We can see why the manager is shorting some names like GitLab (GTLB), a DevOps software package company. The name has never had positive earnings, and its main competitor GitHub is owned by Microsoft. So from a fundamental perspective shorting GTLB makes sense, however the stock price action is nowhere close to a linear performance:
As we have seen with the ARKK components, the market does not always follow a rational approach when it comes to equity prices. Investors love the idea of growth and the ability to generate wealth quickly. Therefore, the manager’s acumen can only be gauged via performance.
How does HDGE stack up against its competition?
HDGE is only set-up to make money in down markets or market sell-offs. Therefore we are going to look at this name for the past year, when we have had major drawdowns across the equity spectrum, and also compare it to simple inverse ETFs:
We are comparing HDGE here with the ProShares Short S&P 500 (SH) ETF, which gives us the -1x return of the S&P 500, and the ProShares Short Dow 30 (DOG) fund, which gives us the -1x return of the Dow index.
We can see from the above graph that HDGE is much more volatile than the simple inverse funds, and exposes a much higher beta to sell-offs. In the June 2022 sell-off HDGE outperformed the simple inverse funds, and conversely HDGE got killed in January/February 2023 when short technology positions were being unwound.
An investor also needs to be aware of the high fees charged by HDGE, which add up over long periods of time. Outside the standard management fee, the fund needs to fund its short positions, as opposed to simple inverse ETFs which operate via swaps (much cheaper to short via swaps):
So do expect a drag of -4% from fees (annually) here when compared to other solutions in the market.
Conclusion
HDGE is a rare ETF that takes outright short positions on individual stocks. The fund is an actively managed one, and has a bottom-up, fundamental, research driven security selection process. However, equity prices do not always follow rational fundamental corporate metrics, and HDGE’s performance can attest to that. As a short vehicle, HDGE’s AUM has decreased significantly through time.

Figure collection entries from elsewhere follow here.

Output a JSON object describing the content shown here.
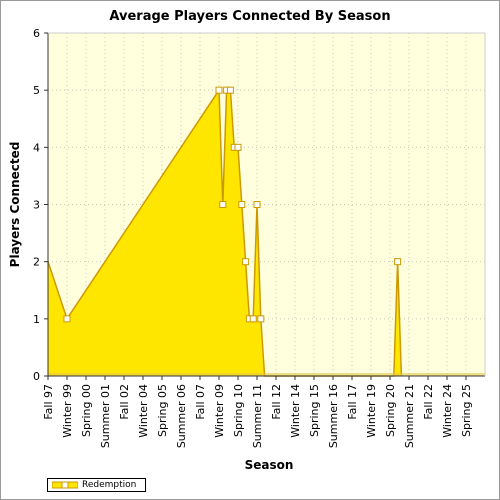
{
  "chart_data": {
    "type": "area",
    "title": "Average Players Connected By Season",
    "xlabel": "Season",
    "ylabel": "Players Connected",
    "ylim": [
      0,
      6
    ],
    "yticks": [
      0,
      1,
      2,
      3,
      4,
      5,
      6
    ],
    "grid": true,
    "legend_position": "bottom-left",
    "x_tick_labels": [
      "Fall 97",
      "Winter 99",
      "Spring 00",
      "Summer 01",
      "Fall 02",
      "Winter 04",
      "Spring 05",
      "Summer 06",
      "Fall 07",
      "Winter 09",
      "Spring 10",
      "Summer 11",
      "Fall 12",
      "Winter 14",
      "Spring 15",
      "Summer 16",
      "Fall 17",
      "Winter 19",
      "Spring 20",
      "Summer 21",
      "Fall 22",
      "Winter 24",
      "Spring 25"
    ],
    "season_range": [
      "Fall 97",
      "Summer 26"
    ],
    "series": [
      {
        "name": "Redemption",
        "fill_color": "#FFE600",
        "line_color": "#CC9A00",
        "points": [
          {
            "x": "Fall 97",
            "y": 2,
            "marker": false
          },
          {
            "x": "Winter 99",
            "y": 1,
            "marker": true
          },
          {
            "x": "Winter 09",
            "y": 5,
            "marker": true
          },
          {
            "x": "Spring 09",
            "y": 3,
            "marker": true
          },
          {
            "x": "Summer 09",
            "y": 5,
            "marker": true
          },
          {
            "x": "Fall 09",
            "y": 5,
            "marker": true
          },
          {
            "x": "Winter 10",
            "y": 4,
            "marker": true
          },
          {
            "x": "Spring 10",
            "y": 4,
            "marker": true
          },
          {
            "x": "Summer 10",
            "y": 3,
            "marker": true
          },
          {
            "x": "Fall 10",
            "y": 2,
            "marker": true
          },
          {
            "x": "Winter 11",
            "y": 1,
            "marker": true
          },
          {
            "x": "Spring 11",
            "y": 1,
            "marker": true
          },
          {
            "x": "Summer 11",
            "y": 3,
            "marker": true
          },
          {
            "x": "Fall 11",
            "y": 1,
            "marker": true
          },
          {
            "x": "Winter 12",
            "y": 0,
            "marker": false
          },
          {
            "x": "Summer 20",
            "y": 0,
            "marker": false
          },
          {
            "x": "Fall 20",
            "y": 2,
            "marker": true
          },
          {
            "x": "Winter 21",
            "y": 0,
            "marker": false
          }
        ]
      }
    ]
  },
  "colors": {
    "plot_background": "#FFFFDD",
    "grid": "#C8C8B4",
    "area_fill": "#FFE600",
    "area_line": "#CC9A00",
    "baseline_fill": "#E6C84A"
  }
}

Stocks generally go up over long periods of time, and the fund also has very high overall fees of 4.29%. We think we are experiencing a period of irrational exuberance and greed in the markets, and the second half of the year will see a risk-off event. However, HDGE is a very high beta instrument, so while we do see the price higher for this name six months down the road, a retail investor should not exclusively use this tool on a standalone basis, but use it in conjunction with simple inverse ETFs. As a reminder, HDGE is NOT a buy-and-hold name, but a short term high beta trading tool to hedge an equity portfolio.